Perspectives discussed in this section
Consensus theories in sociology arise from a general agreement about what is considered ‘right’ and ‘wrong’ in society and a generally shared belief in the essential norms and values of that society.
Consensus theories argue that this general agreement in society is a good thing. Agreement between groups and individuals in society allow it to work effectively – for the benefit of all.
Consensus theories do not claim that everyone in society will share ALL the same beliefs and values ALL the time – but a majority WILL uphold its central beliefs and values thus providing a CONSENSUS view.
FUNCTIONALISM is a consensus theory
NEW RIGHT is a consensus theory (although some sociologists disagree with this categorisation)
Conflict theories in sociology seeks to acknowledge the significant amount of conflict in society that consensus theories tend to ignore.
Conflict theories focus on different groups in society and the different (and unequal) amounts of power that they possess.
Conflict theories may find these inequalities of power by observing differences in gender, ethnicity and social class.
MARXISM is a conflict theory – probably the most important.
NEO-MARXISM is a more modern version and application of Marx’s original ideas.
FEMINISM is a conflict theory.
Structural theories see society as a complex system consisting of various institutions.
These institutions govern the behaviour of individuals. Structural theory looks at society from a macro (large scale) level and takes a ‘top-down’ view of the wider impact of structures and institutions on how humans behave.
Structural theories emphasize the power of society over the individual, and see the individual as being largely controlled by society.
The society exists within an individual as a set of norms and values, which influence individual thoughts and guides actions.
These norms and values are gained through socialisation, which acts as a form of social control.
As a macro-theory – structural approach research tends to be large-scale and QUANTITATIVE in that it seeks to generate statistics, numbers and data to explain the society being observed.
FUNCTIONALISM (consensus theory) is a top-down, macro, structural theory of society
NEW RIGHT (consensus theory) is also a top-down, macro, structural theory of society
FEMINISM (conflict theory) is also a top-down, macro, structural theory of society
MARXISM (conflict theory) is also a top-down, macro, structural theory of society
NEO-MARXISM (conflict theory) is also a top-down, macro, structural theory of society
Social Action theories – THE ALTERNATIVE TO MACRO / STRUCTURALIST APPROACHES
Social action theories are micro (small scale) approaches to the study of society.
Society is the product of the countless interactions that take place between individuals.
When these social interactions are INTERPRETED in a way that gives them MEANING, they contribute to a sense of social order which in turn may provide the foundations of a stable and peaceful society.
Society is therefore built on the decisions and choices of individuals based on the way they interpret events that happen.
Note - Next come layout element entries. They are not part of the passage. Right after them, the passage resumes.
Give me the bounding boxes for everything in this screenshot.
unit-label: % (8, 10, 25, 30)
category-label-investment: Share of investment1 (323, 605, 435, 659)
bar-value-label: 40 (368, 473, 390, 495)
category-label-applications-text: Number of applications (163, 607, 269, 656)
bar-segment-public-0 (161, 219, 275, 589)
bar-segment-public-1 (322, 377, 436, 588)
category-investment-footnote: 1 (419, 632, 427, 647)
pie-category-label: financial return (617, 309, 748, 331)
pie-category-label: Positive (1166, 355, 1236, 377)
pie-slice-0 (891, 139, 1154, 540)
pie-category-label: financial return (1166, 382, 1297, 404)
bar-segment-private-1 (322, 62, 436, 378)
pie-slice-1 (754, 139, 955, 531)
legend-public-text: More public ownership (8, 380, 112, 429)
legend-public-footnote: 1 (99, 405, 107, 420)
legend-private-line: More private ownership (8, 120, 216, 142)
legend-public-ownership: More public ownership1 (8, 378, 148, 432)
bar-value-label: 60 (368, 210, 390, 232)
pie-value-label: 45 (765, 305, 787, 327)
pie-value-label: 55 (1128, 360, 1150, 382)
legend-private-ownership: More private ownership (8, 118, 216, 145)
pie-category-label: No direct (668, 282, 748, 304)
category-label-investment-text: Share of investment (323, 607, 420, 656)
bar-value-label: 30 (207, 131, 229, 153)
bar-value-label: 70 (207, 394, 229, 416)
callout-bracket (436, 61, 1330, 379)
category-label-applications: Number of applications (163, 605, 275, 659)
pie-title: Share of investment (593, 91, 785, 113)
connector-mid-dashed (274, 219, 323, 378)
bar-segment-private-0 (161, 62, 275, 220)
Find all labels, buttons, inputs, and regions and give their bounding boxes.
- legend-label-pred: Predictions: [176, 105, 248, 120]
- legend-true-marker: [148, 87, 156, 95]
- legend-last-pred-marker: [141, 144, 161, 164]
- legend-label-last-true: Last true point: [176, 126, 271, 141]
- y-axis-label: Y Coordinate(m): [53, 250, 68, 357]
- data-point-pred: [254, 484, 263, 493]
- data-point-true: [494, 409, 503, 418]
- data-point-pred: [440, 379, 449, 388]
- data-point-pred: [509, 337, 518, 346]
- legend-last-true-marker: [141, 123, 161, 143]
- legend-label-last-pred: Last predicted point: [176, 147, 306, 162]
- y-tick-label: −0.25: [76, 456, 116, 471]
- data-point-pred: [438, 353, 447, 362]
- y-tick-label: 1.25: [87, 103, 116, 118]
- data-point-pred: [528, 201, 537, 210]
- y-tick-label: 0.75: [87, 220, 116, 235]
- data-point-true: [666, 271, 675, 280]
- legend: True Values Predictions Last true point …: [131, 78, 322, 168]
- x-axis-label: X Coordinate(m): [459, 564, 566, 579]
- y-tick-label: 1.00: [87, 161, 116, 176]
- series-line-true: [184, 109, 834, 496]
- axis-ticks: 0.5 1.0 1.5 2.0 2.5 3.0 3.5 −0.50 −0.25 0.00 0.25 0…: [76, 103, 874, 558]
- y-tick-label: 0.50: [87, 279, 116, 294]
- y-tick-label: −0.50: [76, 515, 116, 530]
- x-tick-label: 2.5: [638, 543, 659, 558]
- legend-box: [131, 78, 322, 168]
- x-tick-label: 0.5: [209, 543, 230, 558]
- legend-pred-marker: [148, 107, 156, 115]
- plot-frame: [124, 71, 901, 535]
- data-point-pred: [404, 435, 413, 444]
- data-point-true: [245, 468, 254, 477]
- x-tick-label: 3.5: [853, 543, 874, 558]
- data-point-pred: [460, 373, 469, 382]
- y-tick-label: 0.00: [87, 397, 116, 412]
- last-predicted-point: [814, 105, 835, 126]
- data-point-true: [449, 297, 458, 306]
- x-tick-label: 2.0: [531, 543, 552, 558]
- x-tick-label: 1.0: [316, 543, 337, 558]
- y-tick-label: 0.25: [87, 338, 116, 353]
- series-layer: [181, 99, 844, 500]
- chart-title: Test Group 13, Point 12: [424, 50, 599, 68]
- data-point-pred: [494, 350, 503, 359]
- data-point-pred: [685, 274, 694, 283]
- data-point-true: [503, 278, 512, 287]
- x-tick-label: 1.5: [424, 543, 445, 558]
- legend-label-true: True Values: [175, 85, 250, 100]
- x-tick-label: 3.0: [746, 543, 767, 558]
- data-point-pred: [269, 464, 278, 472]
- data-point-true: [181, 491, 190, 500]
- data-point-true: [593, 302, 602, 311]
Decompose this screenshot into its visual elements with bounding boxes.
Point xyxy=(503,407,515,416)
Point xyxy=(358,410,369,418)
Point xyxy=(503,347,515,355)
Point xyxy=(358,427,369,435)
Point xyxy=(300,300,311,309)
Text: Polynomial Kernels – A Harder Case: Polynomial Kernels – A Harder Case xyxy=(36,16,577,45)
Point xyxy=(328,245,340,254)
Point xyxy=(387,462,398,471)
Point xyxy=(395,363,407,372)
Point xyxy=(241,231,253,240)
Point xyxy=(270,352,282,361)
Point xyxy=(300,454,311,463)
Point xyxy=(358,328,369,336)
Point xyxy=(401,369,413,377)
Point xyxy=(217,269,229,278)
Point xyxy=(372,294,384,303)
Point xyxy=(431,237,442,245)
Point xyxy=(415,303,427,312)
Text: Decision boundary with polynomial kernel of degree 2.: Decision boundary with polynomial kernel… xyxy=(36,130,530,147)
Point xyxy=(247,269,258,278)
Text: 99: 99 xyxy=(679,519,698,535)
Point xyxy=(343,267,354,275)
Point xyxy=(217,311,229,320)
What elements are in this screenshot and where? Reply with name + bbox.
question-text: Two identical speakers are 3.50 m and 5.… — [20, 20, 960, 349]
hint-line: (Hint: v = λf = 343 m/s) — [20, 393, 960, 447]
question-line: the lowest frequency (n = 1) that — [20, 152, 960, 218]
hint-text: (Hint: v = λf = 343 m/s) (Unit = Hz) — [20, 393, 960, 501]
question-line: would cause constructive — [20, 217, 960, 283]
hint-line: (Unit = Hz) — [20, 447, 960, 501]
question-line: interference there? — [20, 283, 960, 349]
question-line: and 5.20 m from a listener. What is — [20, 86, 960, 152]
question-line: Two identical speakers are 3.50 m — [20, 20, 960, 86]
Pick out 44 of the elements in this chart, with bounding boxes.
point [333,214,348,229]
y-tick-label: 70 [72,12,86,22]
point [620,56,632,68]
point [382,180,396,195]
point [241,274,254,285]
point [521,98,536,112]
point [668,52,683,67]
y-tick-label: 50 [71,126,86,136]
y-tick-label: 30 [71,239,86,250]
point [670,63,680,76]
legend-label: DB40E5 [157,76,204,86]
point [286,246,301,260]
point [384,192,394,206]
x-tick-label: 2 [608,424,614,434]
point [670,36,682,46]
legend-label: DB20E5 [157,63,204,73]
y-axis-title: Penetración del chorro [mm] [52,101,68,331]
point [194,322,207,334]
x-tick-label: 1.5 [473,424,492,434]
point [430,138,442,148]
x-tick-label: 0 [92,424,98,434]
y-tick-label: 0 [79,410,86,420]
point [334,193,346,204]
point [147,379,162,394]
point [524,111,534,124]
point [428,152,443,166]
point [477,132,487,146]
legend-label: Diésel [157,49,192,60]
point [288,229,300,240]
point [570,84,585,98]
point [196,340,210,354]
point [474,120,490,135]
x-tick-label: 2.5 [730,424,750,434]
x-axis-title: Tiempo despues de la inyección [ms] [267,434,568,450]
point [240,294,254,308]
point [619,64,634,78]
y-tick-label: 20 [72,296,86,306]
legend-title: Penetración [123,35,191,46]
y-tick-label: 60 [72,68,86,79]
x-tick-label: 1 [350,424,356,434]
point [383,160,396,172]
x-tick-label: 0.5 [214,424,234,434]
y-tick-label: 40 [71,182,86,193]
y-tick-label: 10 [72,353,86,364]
The focus of the theory is on the INDIVIDUAL rather than the institutions of society – this makes it a ‘bottom-up’ theory (as opposed to ‘top-down’ structural theory).
SOCIAL INTERACTIONS = POSITIVE MEANING/INTERPRETATIONS = STABLE SOCIETY based on the SUM OF SOCIAL ACTIONS
As a micro-theory – social action research tends to be small-scale and QUALITATIVE in that it seeks to understand the meanings of social behaviour.
Max Weber was the first sociologist to map-out the social action approach to studying society.
INTERACTIONISM is a micro, bottom-up, qualitative social action theory.
INTERPRETIVISM is a micro, bottom-up, qualitative social action theory.
POSTMODERNISM tends to be a micro, bottom-up, qualitative social action theory.
Some FEMINISTS tend towards a micro, bottom-up, qualitative social action theory.